Crèvecoeur's choices in a similar crisis were dramatically different. Though equally desperate and evidently psychologically devastated during his three month captivity in New York city by the British, he abandoned his threatened farm (destroyed by fire in an Indian raid after his departure), wife, and two younger children for a difficult escape with his eldest son to England in 1780, where he finished the book, then moved on to claim his rights of inheritance in the Crèvecoeur estate in France. Although he returned to America several times and was reunited with his children (his wife having died), he would never till its soil again. After reading the Letters, one understands why.
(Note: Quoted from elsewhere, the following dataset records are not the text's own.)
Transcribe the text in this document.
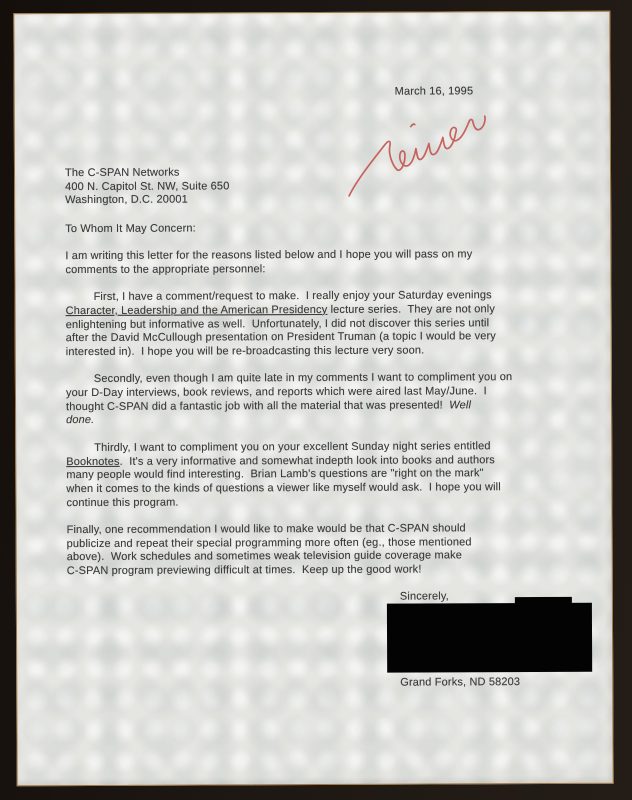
March 16, 1995
The C-SPAN Networks
400 N. Capitol St. NW, Suite 650
Washington, D.C. 20001
To Whom It May Concern:
I am writing this letter for the reasons listed below and I hope you will pass on my
comments to the appropriate personnel:
First, I have a comment/request to make.  I really enjoy your Saturday evenings
Character, Leadership and the American Presidency lecture series.  They are not only
enlightening but informative as well.  Unfortunately, I did not discover this series until
after the David McCullough presentation on President Truman (a topic I would be very
interested in).  I hope you will be re-broadcasting this lecture very soon.
Secondly, even though I am quite late in my comments I want to compliment you on
your D-Day interviews, book reviews, and reports which were aired last May/June.  I
thought C-SPAN did a fantastic job with all the material that was presented!  Well
done.
Thirdly, I want to compliment you on your excellent Sunday night series entitled
Booknotes.  It's a very informative and somewhat indepth look into books and authors
many people would find interesting.  Brian Lamb's questions are "right on the mark"
when it comes to the kinds of questions a viewer like myself would ask.  I hope you will
continue this program.
Finally, one recommendation I would like to make would be that C-SPAN should
publicize and repeat their special programming more often (eg., those mentioned
above).  Work schedules and sometimes weak television guide coverage make
C-SPAN program previewing difficult at times.  Keep up the good work!
Sincerely,
Grand Forks, ND 58203
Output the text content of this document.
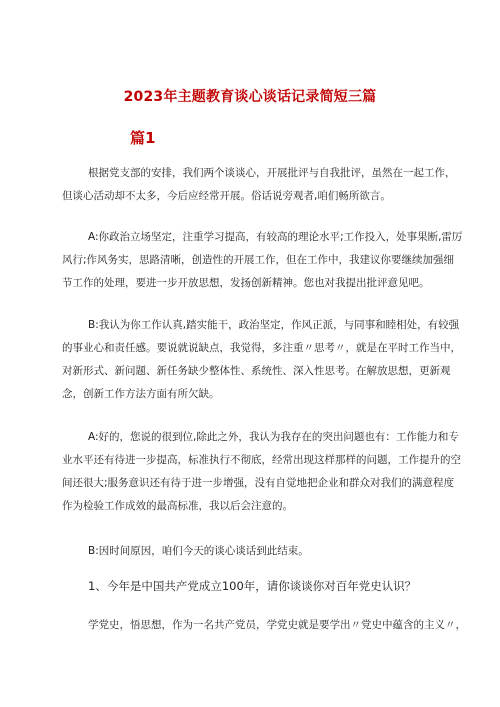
2023年主题教育谈心谈话记录简短三篇
篇1
根据党支部的安排，我们两个谈谈心，开展批评与自我批评，虽然在一起工作，
但谈心活动却不太多，今后应经常开展。俗话说旁观者,咱们畅所欲言。
A:你政治立场坚定，注重学习提高，有较高的理论水平;工作投入，处事果断,雷厉
风行;作风务实，思路清晰，创造性的开展工作，但在工作中，我建议你要继续加强细
节工作的处理，要进一步开放思想，发扬创新精神。您也对我提出批评意见吧。
B:我认为你工作认真,踏实能干，政治坚定，作风正派，与同事和睦相处，有较强
的事业心和责任感。要说就说缺点，我觉得，多注重〃思考〃，就是在平时工作当中，
对新形式、新问题、新任务缺少整体性、系统性、深入性思考。在解放思想，更新观
念，创新工作方法方面有所欠缺。
A:好的，您说的很到位,除此之外，我认为我存在的突出问题也有：工作能力和专
业水平还有待进一步提高，标准执行不彻底，经常出现这样那样的问题，工作提升的空
间还很大;服务意识还有待于进一步增强，没有自觉地把企业和群众对我们的满意程度
作为检验工作成效的最高标准，我以后会注意的。
B:因时间原因，咱们今天的谈心谈话到此结束。
1、今年是中国共产党成立100年，请你谈谈你对百年党史认识？
学党史，悟思想，作为一名共产党员，学党史就是要学出〃党史中蕴含的主义〃，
By showing the projected capitulation to a feared wilderness of this simple and often unsuspecting farmer, caught up in internal and distinctively American contradictions he cannot--or will not--comprehend, Crèvecoeur--or St. John--showed the deep and complex insecurities underlying the sense of self-identity for the American who, unprotected by a long established (and artificial) civilization, must contend with nature's--and his own--wilderness. If there is to be any viable negotiation with American nature and a firmer basis for American identity, it would seem to follow, Americans must confront these conflicts within themselves, going beyond the limits of Farmer James.